County of Waseca v. Sheehan

42 Minn. 57 | Minn. | 1889

Dickinson, J.1

This action is prosecuted against the county treasurer of Waseca county and the sureties upon his official bond, to recover for an alleged conversion by him of money received by him as such treasurer. The defendants having answered the complaint, the plaintiff demurred to certain parts of the answer. This is an appeal from an order sustaining the plaintiff’s demurrer. On the part of the defendants it is claimed that the plaintiff had no legal -capacity to maintain this action on the treasurer’s bond, for the reason that no leave therefor had been obtained from the district court. The defendants rely upon the provision in Gen. St. 1878, c. 78, § 3, that such leave must be obtained before an action can be brought upon an official bond by a plaintiff other than the state or body politic named therein. That section is not applicable as a restriction upon the right of the county to sue upon the treasurer’s bond, for, by Gen. St. 1878, c. 8, § 158, it is made the duty of the county auditor, upon default of a treasurer as therein specified, upon receiving instructions from the county commissioners, *58to cause an action to be commenced against the treasurer and his sureties. That section does not contemplate an application to the court for leave to commence the action.

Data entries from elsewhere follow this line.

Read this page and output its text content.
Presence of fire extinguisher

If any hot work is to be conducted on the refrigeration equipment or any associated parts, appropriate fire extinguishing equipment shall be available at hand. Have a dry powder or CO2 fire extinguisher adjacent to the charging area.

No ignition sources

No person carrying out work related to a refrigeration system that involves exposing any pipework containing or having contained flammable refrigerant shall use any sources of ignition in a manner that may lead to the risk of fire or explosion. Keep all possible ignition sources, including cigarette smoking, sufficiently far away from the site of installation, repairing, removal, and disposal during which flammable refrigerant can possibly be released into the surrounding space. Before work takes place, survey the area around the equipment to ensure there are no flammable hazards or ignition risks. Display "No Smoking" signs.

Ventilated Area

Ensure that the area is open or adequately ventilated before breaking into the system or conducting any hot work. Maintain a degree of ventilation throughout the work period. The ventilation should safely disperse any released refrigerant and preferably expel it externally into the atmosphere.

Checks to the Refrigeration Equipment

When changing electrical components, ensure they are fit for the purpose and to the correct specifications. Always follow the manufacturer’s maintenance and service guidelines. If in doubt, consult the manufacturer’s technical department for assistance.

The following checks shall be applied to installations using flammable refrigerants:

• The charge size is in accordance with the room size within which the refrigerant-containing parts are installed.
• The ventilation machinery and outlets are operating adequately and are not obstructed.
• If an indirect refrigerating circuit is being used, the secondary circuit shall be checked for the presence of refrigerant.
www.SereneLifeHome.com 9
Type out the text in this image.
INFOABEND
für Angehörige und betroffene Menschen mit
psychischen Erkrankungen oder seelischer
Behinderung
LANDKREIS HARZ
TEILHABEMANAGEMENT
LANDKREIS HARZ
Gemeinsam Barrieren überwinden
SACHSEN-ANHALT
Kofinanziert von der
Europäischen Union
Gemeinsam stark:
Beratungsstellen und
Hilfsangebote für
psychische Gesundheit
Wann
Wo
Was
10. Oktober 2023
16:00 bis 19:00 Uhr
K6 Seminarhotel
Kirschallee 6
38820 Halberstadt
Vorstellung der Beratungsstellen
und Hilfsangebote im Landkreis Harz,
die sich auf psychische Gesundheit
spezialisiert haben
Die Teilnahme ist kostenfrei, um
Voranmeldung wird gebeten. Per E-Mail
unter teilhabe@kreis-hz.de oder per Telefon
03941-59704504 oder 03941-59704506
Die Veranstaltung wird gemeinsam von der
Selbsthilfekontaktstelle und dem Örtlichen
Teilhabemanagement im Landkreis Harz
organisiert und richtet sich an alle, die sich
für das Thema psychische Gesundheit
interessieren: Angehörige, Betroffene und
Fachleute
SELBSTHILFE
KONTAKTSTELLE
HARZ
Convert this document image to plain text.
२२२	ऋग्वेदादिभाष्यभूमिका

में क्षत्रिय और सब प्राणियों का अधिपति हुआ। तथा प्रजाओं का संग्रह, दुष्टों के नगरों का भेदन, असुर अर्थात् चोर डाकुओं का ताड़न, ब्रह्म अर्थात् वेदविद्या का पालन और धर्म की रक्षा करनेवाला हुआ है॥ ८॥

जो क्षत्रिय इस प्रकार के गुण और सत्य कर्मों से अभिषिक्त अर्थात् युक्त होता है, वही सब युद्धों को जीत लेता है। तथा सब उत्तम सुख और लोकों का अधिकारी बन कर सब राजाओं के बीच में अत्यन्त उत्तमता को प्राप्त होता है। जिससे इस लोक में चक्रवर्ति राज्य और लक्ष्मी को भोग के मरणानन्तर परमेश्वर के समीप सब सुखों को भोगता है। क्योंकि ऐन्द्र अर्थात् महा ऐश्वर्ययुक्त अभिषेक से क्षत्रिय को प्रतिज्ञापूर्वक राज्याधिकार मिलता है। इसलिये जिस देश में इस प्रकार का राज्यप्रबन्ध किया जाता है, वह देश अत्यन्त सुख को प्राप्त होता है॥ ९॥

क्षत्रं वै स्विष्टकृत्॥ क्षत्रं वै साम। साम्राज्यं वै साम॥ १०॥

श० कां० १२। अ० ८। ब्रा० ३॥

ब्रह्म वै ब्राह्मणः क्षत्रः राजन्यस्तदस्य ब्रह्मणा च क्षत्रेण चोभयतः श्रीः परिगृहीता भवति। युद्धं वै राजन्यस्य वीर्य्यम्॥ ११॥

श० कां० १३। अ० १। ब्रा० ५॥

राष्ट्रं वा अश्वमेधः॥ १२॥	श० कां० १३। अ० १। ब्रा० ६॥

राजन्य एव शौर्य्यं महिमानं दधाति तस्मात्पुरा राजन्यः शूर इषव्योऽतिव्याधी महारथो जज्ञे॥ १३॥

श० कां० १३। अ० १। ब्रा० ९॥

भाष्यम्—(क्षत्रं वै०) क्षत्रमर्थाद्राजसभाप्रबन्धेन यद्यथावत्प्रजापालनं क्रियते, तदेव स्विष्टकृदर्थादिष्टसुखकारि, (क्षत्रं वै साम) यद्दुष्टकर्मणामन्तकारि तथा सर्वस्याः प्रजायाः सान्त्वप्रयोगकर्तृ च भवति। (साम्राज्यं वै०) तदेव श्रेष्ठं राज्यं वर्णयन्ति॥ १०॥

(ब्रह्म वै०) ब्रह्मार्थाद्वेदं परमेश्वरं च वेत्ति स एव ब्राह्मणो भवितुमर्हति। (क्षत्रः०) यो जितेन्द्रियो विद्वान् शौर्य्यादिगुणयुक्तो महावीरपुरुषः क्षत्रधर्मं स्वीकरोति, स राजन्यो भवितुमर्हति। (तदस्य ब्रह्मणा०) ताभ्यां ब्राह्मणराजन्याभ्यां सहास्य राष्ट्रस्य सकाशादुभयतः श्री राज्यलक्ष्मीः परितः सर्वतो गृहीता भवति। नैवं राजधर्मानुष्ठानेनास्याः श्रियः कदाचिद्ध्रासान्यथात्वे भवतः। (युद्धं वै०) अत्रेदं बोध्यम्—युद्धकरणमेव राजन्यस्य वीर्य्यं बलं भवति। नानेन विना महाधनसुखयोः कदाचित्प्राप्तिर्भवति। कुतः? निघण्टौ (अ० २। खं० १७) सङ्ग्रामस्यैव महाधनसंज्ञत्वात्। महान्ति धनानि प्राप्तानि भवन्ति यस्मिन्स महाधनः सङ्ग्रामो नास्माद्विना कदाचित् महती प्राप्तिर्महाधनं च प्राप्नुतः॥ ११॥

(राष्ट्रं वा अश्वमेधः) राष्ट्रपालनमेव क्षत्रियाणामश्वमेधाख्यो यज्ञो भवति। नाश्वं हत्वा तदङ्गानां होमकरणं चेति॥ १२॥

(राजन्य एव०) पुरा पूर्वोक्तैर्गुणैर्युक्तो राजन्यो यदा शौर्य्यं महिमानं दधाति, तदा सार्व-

The further defence to which the demurrer was interposed was, in brief, that the plaintiff knowingly and negligently allowed and permitted the funds to be diverted and misappropriated, and to be used for private, and not for county, purposes. Even if the effect be given to the answer which the defendants claim for it, — that is, that the board of county commissioners were privy to and participated in the conversion pf the public funds by the treasurer, — that would not constitute a defence. The official bond of the county treasurer is intended to secure the public from loss by reason of the official delinquency of that officer. For that purpose a bond is required. For that purpose it is to be deemed to have been given. The obligation of the sureties of the treasurer is such as is declared in the condition of the bond. It is not contingent upon the integrity of other public officers, nor upon the faithful performance by them of their official duties. The sureties upon such a bond enjoy whatever protection there may be in the law imposing supervisory duties upon other public officers ; but there is no undertaking or guaranty on the part of the county or of the state in favor of such sureties, either express or implied, that the requirements of the law shall be complied with, — that public officers shall perform their prescribed duties; nor that they shall not be guilty of criminal misfeasance. There is no such condition affecting the contract expressed in the bond. Hart v. United States, 95 U. S. 316; Board of Supervisors v. Otis, 62 N. Y. 88. The distinction suggested by the appellants cannot be maintained, — that, although the mere negligence of the board of county commissioners in the discharge of their supervisory duties may not affect the liability of these sureties, yet actual criminal malfeasance on their part, facilitating or encouraging embezzlement or conversion by the treasurer, has that effect. The county is not responsible to these sureties either for neglect or misfeasance on the part of its public officers. While this action is prosecuted in the name of the board of county commissioners, as all actions in behalf of a county must be, the action is not for the benefit of those officers, and the right of the county *59to enforce the contract of indemnity made for its benefit is not affected by the alleged neglect or wrongful conduct of those officers.

Order affirmed.

Collins, J., did not sit in this case.